Sunday, June 7, 2009

I've got an imaginary soap box

I've got an imaginary soap box, and I'm going to use it.

One of the arguments that I hear used as justification for defining marriage as "one man and one woman" is that the whole purpose for marriage is the production of, care of, and setting a good example for offspring. That particular argument gets my fracking goat in a much bigger way than people who argue based on their religious beliefs.

Religious beliefs are all well and good, but I'm talking about the government and legal rights here. And people who use the argument that procreation is the foundation of marriage are often doing so to appeal to people they know aren't going to buy into the religion argument.

I've got gay friends who are raising children without the benefit of the legal rights a marriage license would provide. Surely, under the "marriage is for the family/children argument", they have more right to legal marriage than I do.

Some of my gay friends who have children were married during the all-too-brief window when marriage licenses were available to homosexual couples in California. Some states now recognize their marriages. Some states don't. Some never did. Mommy and Mommy - or Daddy and Daddy - are married in part of our country but not in other parts. What does that say to their children about the importance of the institution of marriage? Seems to me that if we really valued marriage as a civil institution, it would be too important to allow it to be tainted by discrimination. *

To take the argument to an extreme, if society's need for bearing of and providing a stable environment for children is the whole reason for marriage, I suppose I should have divorced my Mister as soon as I was medically no longer capable of producing a child. Here he is, still of suitable breeding age, and legally bound to a woman who can't validate the union by bearing him any babies. What kind of a marriage is that? Surely I should be ashamed of myself as a citizen, since I'm preventing him from contributing to the population, as is his duty to the nation, and to his genetic line.

At very least, I suppose, we should all be forced to sign an agreement to either breed or adopt within [X] time period, in order to qualify for a marriage license. And if that sounds ridiculous to you, let me say that denying loving gay couples the legal protections for their union that straight couples are allowed seems equally as ridiculous to me.
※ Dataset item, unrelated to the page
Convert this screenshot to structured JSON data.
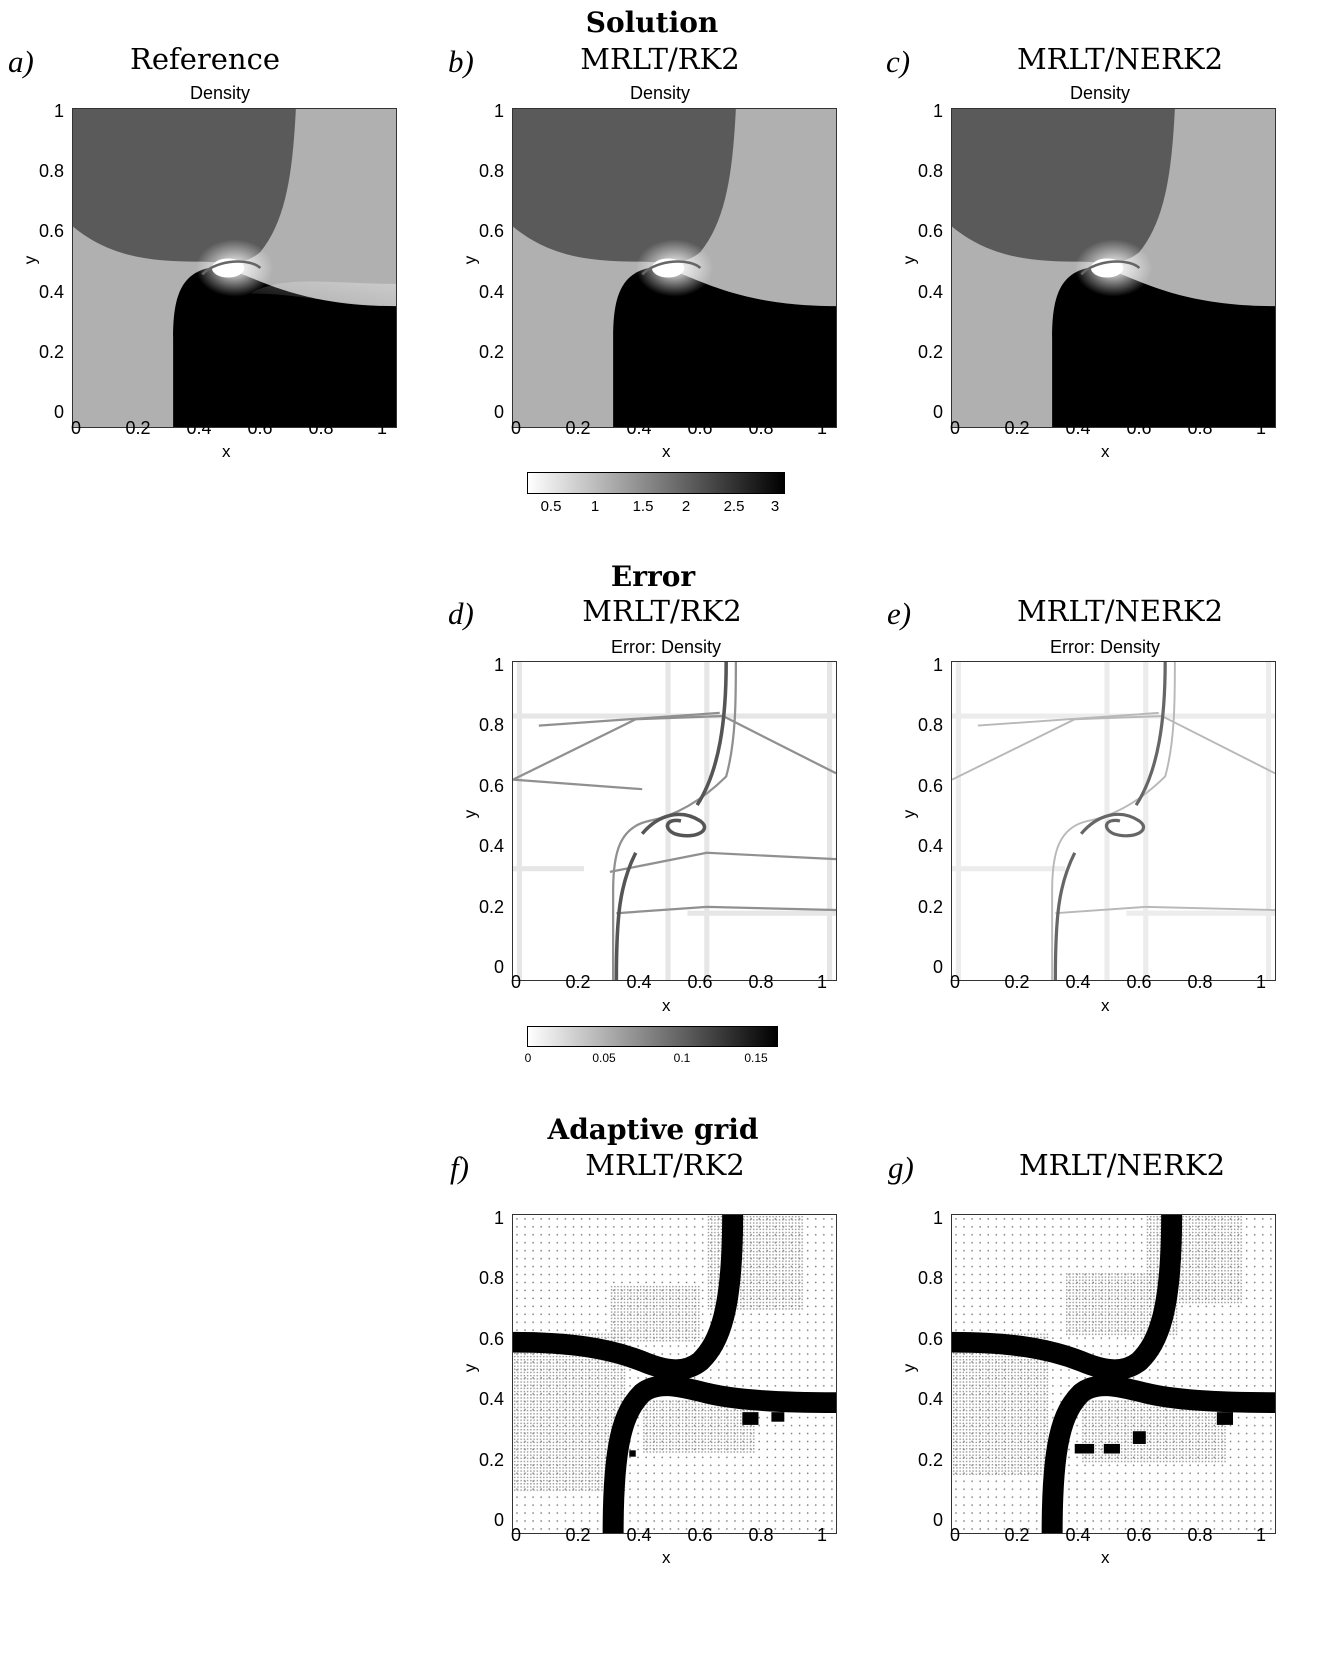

*Remember, I don't care if your religion recognizes their marriages (or mine for that matter) as valid. Our government currently regulates marriages. Arguing about semantics just delays the correction of an injustice. It is just not going to happen that you're going to "get government out of the marriage business" any time in the foreseeable future. So lets focus on what we do have - which is marriage licenses - and get us a step closer to that dream of "liberty and justice for all". Legalize those marriage licenses for gay couples - just as they're legal for elderly straight couples; 80 year old men marrying 20 year old women couples; straight couples who don't intend to have children; straight couples who are obviously headed for divorce but they're getting married anyway; and myriad other sets of straight couples who don't fit the profile of the perfectly mated breeding pair of conformist citizens.